= Bertran de Gourdon =

Bertran de Gourdon or Bertram de Gordon (fl. 1209-1231) was the lord of Gourdon, a knight and troubadour.

Initially a partisan of Raymond VI of Toulouse in the war between the Albigensian Crusade and the baronage of Languedoc, Bertran switched sides and did homage for his lands to Philip II of France in December 1211. He alludes to this action in a cobla of 1212, a response to the criticism of a certain Mahieu or Matheus (not Mathieu de Caerci) for "selling out" to the French. Bertran surrendered promptly to the Crusaders under Simon de Montfort in May 1218 and did homage to Simon for his lands.

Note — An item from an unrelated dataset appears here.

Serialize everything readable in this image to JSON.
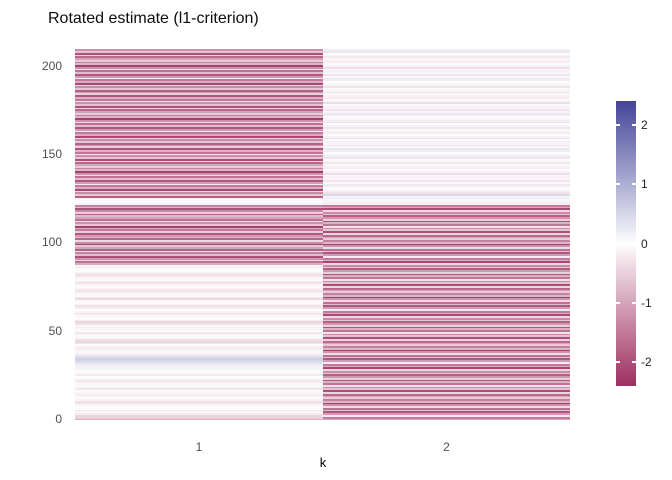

Bertran wrote a comic tenso, that is poetical debate, with Peire Raimon de Tolosa, now known by the incipit Totz tos afars es nienz. It was dated to before 1211 by Joseph Anglade on the basis that Bertran was probably not at odds with his fellow southern barons yet if he was, as Anglade, suspects, playing host and patron to Peire Raimon, who had just recently left the court of Toulouse, the chief enemy of the French crown.

==Sources==
- Anglade, Joseph (1920). Poésies du troubadour Peire Raimon de Toulouse: Texte et traduction.
- Jeanroy, Alfred (1934). La poésie lyrique des troubadours. Toulouse: Privat.